Visualizing Custom Collector Metrics
Every column produced by a collector ends up as a column in the performance
DataFrame. To make it available to %perfmonitor_plot --metrics, add an entry to
jumper_extension/config/plots.yaml under subsets::
subsets:
your_subset: # group name — also usable as a shorthand key in --metrics
your_metric_key: # what the user types in --metrics
type: single_series
column: your_column # column name declared in collectors.yaml handler columns
title: "Chart title"
ylim: null # or [min, max]
label: "Legend label"
Four built-in plot types are available:
| Type | Use when |
|---|---|
single_series |
One line from one column |
summary_series |
Three lines (min / avg / max) from three named columns |
multi_series |
One line per device, matched by column prefix |
composite_series |
Multiple columns from any collector on a single panel, with individual labels and colors |
Once registered, the metric key works everywhere --metrics is accepted —
interactive widgets, direct plots, live mode, and exports.

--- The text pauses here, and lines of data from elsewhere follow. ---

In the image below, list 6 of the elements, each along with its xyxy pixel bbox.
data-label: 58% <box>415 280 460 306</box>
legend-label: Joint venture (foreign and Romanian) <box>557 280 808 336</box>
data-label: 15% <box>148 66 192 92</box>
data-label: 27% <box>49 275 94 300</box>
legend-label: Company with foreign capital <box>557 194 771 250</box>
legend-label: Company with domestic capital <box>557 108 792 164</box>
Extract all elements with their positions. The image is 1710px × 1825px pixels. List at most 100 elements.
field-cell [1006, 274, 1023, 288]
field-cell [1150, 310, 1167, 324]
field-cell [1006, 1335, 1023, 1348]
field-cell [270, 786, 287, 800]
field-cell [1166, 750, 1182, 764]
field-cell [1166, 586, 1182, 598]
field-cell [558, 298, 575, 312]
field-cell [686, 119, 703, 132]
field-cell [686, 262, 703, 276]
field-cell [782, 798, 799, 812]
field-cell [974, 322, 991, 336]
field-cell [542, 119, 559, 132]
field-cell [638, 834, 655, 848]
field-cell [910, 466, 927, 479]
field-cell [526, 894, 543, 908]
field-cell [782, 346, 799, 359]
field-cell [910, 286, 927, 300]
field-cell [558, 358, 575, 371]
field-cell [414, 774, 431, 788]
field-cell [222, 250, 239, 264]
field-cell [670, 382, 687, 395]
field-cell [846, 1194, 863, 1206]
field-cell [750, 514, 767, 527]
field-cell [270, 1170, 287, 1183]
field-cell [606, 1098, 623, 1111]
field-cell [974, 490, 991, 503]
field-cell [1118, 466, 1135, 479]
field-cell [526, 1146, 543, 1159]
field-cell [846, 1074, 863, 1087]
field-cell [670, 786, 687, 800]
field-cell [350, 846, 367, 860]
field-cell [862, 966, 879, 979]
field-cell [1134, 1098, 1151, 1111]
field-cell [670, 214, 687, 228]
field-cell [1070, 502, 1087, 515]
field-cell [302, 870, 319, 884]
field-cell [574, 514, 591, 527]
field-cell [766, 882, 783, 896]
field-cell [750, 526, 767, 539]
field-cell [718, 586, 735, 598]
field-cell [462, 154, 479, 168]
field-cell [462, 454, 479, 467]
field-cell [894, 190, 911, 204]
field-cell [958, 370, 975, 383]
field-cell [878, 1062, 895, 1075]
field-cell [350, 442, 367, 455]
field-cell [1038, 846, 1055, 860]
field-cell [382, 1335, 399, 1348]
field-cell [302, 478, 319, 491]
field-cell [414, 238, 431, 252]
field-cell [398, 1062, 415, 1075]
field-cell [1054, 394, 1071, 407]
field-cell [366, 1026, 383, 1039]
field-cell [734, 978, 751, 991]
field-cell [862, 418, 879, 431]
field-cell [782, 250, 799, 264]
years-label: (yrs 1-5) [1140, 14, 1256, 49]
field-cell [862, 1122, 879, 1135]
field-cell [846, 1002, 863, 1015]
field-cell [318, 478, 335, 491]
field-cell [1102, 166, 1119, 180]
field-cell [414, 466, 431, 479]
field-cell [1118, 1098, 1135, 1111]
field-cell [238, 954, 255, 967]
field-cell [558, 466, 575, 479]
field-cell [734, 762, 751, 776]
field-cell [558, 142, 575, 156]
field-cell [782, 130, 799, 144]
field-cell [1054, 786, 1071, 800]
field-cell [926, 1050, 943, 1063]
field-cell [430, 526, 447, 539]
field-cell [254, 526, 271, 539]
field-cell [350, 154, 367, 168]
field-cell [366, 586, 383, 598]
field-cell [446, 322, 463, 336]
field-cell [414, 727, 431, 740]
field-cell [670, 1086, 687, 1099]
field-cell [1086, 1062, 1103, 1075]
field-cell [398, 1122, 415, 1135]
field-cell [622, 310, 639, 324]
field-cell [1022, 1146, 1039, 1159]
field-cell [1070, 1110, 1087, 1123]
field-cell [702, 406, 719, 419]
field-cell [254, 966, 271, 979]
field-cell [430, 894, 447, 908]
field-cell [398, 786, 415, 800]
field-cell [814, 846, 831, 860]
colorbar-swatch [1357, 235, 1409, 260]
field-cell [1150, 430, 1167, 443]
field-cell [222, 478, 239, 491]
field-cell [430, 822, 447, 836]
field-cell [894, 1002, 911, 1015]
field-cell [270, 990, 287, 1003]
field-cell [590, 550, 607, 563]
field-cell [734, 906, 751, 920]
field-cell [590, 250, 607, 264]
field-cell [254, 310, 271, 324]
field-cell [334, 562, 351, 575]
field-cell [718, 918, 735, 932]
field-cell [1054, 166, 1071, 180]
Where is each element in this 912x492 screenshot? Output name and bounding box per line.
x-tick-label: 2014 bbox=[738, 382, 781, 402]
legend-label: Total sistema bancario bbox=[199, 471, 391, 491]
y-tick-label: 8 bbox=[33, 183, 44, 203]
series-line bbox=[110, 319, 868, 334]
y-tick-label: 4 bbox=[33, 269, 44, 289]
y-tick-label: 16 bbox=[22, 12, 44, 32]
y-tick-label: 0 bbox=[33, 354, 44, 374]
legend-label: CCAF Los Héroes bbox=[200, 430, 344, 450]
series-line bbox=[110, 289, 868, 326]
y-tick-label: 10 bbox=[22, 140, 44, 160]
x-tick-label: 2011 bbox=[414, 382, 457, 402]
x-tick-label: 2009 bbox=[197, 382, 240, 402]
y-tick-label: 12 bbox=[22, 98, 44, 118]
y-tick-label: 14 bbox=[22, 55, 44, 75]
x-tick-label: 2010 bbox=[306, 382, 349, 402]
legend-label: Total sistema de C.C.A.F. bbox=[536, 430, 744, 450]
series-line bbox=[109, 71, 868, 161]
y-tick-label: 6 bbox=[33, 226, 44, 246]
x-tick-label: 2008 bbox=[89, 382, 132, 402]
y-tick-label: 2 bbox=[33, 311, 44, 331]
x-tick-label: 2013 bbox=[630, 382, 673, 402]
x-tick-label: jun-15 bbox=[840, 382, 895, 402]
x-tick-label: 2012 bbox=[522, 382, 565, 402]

Controlling which subsets appear by default
When %perfmonitor_plot is called without --metrics, it shows the subsets listed
in default_subsets: at the top of plots.yaml:
# plots.yaml
default_subsets: [cpu, mem, io] # shown when %perfmonitor_plot is called with no --metrics
subsets:
cpu: ...
mem: ...
io: ...
network: ... # not shown by default — request with --metrics or add to default_subsets
To make your custom subset part of the default view, append its name:
default_subsets: [cpu, mem, io, network]
GPU subsets (gpu, gpu_all) are appended automatically at runtime when a GPU is
detected, regardless of what is listed here.
Example — combining NetworkCollector with disk I/O on one panel
A common HPC and ML scenario: you want to know whether your workload is
bottlenecked by the local disk or by the network (e.g. data loaded from a
Lustre/NFS mount). Both io_read and net_bytes_recv are collected as cumulative
counters and stored in bytes/s — the same unit — so they can be plotted together on
one panel using composite_series.
Add to plots.yaml:
subsets:
network:
net_vs_disk_read:
type: composite_series
series:
- column: io_read
label: "Disk Read (bytes/s)"
color: "steelblue"
width: 2.0
- column: net_bytes_recv
label: "Net Recv (bytes/s)"
color: "darkorange"
width: 2.0
title: "Disk Read vs Network Receive (bytes/s)"
ylim: null
label: "Disk vs Network"
Note
composite_series renders columns without unit conversion. io_read will
appear in bytes/s here, not MB/s (which is what single_series applies
automatically). Both series stay on the same scale, making the comparison valid.
Then plot it — use --level system because network counters are only meaningful at
the system level:
%perfmonitor_plot --metrics net_vs_disk_read --level system
Or in live mode:
%perfmonitor_plot --live --metrics net_vs_disk_read --level system
A high net_bytes_recv with low io_read means data is arriving over the network;
the inverse points to local disk as the bottleneck.